Now & Wow is Rotterdam op zijn best
Ik ga graag alleen uit. Zodra de zon onder gaat, verglijdt de realiteit langzaam in fantasie; ’s avonds zijn de straten net wat spannender, de mensen wat mysterieuzer. Een gore kelder wordt een nieuwe dimensie als er een discobal draait, een bonkend ritme brengt onderdrukte verlangens aan de oppervlakte.
Ik trek stevige schoenen aan, want ik wil dwalen en dansen. Zo glip ik sneller door de mazen van conventies. Ik hoef geen coherent zelfbeeld op te houden. Ik mag bewegen zo wild en zo lang als ik wil. En ik hoef geen gesprekken gaande te houden met overslaande stem over luide muziek.
Dit weekend ging ik naar de Now&Wow in Rotterdam. Na meerdere reboots van de roemruchte nachtclub en zijn festivals, zijn ze terug in de Maashavensilo. Nu niet in de gigantische hallen beneden, maar op de tiende verdieping, in de gewelven, intiemer en spannender dan het ooit bij ze is geweest.
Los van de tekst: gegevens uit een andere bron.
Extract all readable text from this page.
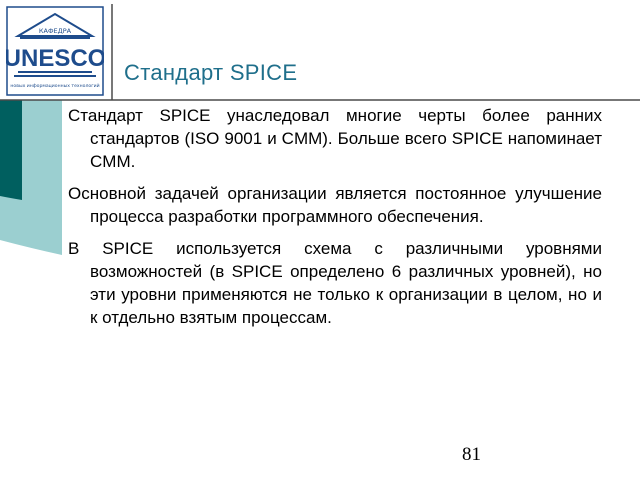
КАФЕДРА
UNESCO
новых информационных технологий
Стандарт SPICE

Стандарт SPICE унаследовал многие черты более ранних стандартов (ISO 9001 и CMM). Больше всего SPICE напоминает CMM.

Основной задачей организации является постоянное улучшение процесса разработки программного обеспечения.

В SPICE используется схема с различными уровнями возможностей (в SPICE определено 6 различных уровней), но эти уровни применяются не только к организации в целом, но и к отдельно взятым процессам.

81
In de rode lift omhoog klinkt klassieke muziek. Een groepje zenuwachtige bezoekers begint te joelen. Wat doe je in een situatie waar je uitkomst niet van kent? Je zoekt iets bekends, zoals het geluid van je eigen stem. Sommige mensen zijn hun eigen dj, daar komt niets doorheen.
Boven worden we opgewacht door de bimbo albino; in een witte bodysuit met witte pruik en rode dikke lippen was ze het wonderlandkonijn van deze wereld. Wie haar lief aankijkt, krijgt een shotje, vers getapt uit haar tepel.
Met warme boezemlikeur in de hand dwaal ik verder. Dieper in de muziek, terug in mijn geheugen. Ik kijk naar de dansers op het podium en zie mezelf daar weer als 18-jarige staan. In een stad die ik niet ken, maar wil veroveren, in een leven waarvan ik niet goed wist hoe het werkt, maar waar ik veel van verwacht. Ik durfde niet veel, maar deed van alles. Ik heb mezelf als een bord spaghetti tegen de dagen gegooid. Uit de slierten die bleven plakken, spelde ik een toekomst.
Alles komt vannacht voorbij; jong, oud, macho, gay, zwart, wit. En ze zijn allemaal zo verdomd blij dat ze er bij zijn. Typisch toch, overdag gunnen we elkaar het licht niet in de ogen, ’s nachts staren we elkaar verwachtingsvol aan. Ik bewonder en beweeg tot ik genoeg heb gehad, maar weet dat dit feest nog lang niet voorbij is. Wat een troost voor de stad om hier naar terug te kunnen keren.